Am Montag, 28. August 2017 19:22:24 UTC+2 schrieb robert bristow-johnson:
> On Sunday, August 27, 2017 at 8:47:59 AM UTC-4, SG wrote:
> > 
> > When it's about smooth piece-wise polynomial interpolations, I'm quite
> > a fan B-splines.  There's a super efficient way of doing that in the
> > case of equidistant samples (like your usual digital signal):
> > 
> > http://bigwww.epfl.ch/publications/thevenaz9901.pdf
> 
> SG, can you help me out a bit?

Sure!

> in Figure 9 on page 20 of your cited pdf, there are two function plots.  i understand the one on the left as a B-spline (it is a rectangular pulse convolved with itself 3 times to make a piecewise cubic function that is always non-negative).

Correct.

> how does the mathematical function on the right of Figure 9, (the "equivalent interpolant") come about?

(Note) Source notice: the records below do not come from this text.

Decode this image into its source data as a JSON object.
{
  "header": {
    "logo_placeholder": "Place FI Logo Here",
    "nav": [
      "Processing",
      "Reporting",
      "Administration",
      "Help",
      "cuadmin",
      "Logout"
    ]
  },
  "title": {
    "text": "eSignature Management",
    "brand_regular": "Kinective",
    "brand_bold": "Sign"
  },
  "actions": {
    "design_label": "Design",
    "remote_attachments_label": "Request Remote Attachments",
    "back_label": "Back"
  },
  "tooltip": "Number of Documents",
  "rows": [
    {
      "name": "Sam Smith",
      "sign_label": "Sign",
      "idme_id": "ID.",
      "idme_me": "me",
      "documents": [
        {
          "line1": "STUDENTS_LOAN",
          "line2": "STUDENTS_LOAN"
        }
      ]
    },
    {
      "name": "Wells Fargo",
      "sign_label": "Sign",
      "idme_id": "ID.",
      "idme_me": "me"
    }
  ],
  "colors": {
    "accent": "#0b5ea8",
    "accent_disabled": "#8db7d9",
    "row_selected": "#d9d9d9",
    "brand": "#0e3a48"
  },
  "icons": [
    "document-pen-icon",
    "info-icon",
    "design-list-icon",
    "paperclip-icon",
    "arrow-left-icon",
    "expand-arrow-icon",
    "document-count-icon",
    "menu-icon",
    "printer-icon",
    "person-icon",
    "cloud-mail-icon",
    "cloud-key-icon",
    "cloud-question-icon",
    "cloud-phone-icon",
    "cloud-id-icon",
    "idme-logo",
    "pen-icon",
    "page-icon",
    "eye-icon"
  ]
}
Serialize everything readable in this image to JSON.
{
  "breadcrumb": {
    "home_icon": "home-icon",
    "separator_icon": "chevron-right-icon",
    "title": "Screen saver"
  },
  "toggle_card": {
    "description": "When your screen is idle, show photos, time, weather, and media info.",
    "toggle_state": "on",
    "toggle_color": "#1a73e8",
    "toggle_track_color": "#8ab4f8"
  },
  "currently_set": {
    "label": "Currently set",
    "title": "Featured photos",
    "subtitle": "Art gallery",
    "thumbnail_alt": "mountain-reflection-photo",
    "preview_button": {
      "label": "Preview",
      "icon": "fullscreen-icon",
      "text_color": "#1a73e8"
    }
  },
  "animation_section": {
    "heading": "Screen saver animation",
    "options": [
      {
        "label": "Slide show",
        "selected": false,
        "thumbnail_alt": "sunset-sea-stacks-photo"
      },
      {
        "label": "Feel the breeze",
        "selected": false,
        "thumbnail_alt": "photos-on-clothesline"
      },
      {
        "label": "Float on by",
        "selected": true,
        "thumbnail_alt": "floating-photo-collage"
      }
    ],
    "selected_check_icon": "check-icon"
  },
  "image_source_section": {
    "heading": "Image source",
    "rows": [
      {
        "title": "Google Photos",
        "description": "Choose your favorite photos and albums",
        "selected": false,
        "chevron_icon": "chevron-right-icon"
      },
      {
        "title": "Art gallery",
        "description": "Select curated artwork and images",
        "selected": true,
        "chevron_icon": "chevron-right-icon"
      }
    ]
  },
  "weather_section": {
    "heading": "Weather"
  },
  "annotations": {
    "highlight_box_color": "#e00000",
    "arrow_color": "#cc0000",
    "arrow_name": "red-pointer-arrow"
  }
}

Cubic B-splines belong to the 2nd category of interpolation:
"generalized interpolation". Instead of the actual values f_k of the
function you want to interpolate you have a bunch of weighting
coefficients c_k in equation (4) for the base functions phi(x-k)
which in this case are the cubic B-splines. What's important is that

   phi(-3) = 0
   phi(-2) = 0
   phi(-1) = 1/6
   phi( 0) = 4/6
   phi( 1) = 1/6
   phi( 2) = 0
   phi( 3) = 0

So, phi itself is not an "interpolant". "Interpolants" evaluate to
one at x=0 and to zero at any other non-zero integer. This is why
we can't use the actual function values f_k as weights for
interpolation. So, f_k != c_k.

But the f_ks and c_ks values are connected via a convolution:

   f_k = 1/6 * c_{k-1} + 4/6 * c_k + 1/6 * c_{k+1}

This is a linear equation system you can solve for the weighting
coefficients c_k.  The equation system has a spectial structure we
can exploit. We basically need to invert the convolution with the
kernel [1 4 1]/6. This can be done via bidirectional IIR filtering
(see Matlab's filtfilt routine). The kernel has just to be factored
into its minimum phase and maximum phase components which in this
case looks like this:

    a = [1 2-sqrt(3)]; b = sum(a);
    c = filtfilt(f,b,a);

If you do all this to interpolate the values [... 0 0 0 1 0 0 0 ...]
you'll get the "equivalent interpolant" which has infinite support
due to the bidirectional IIR filter.

In this special case you can plot the "equivalent interpolant" in
Matlab like this:

    x = -20:20;  % this radius ought to be enough
    y = double(x==0);
    pp = spline(x,y);
    xx = -10:1/32:10;
    plot(xx,ppval(pp,xx));

(because spline does cubic spline interpolation and cubic B-splines
are just a compact and convenient way to represent such a thing.)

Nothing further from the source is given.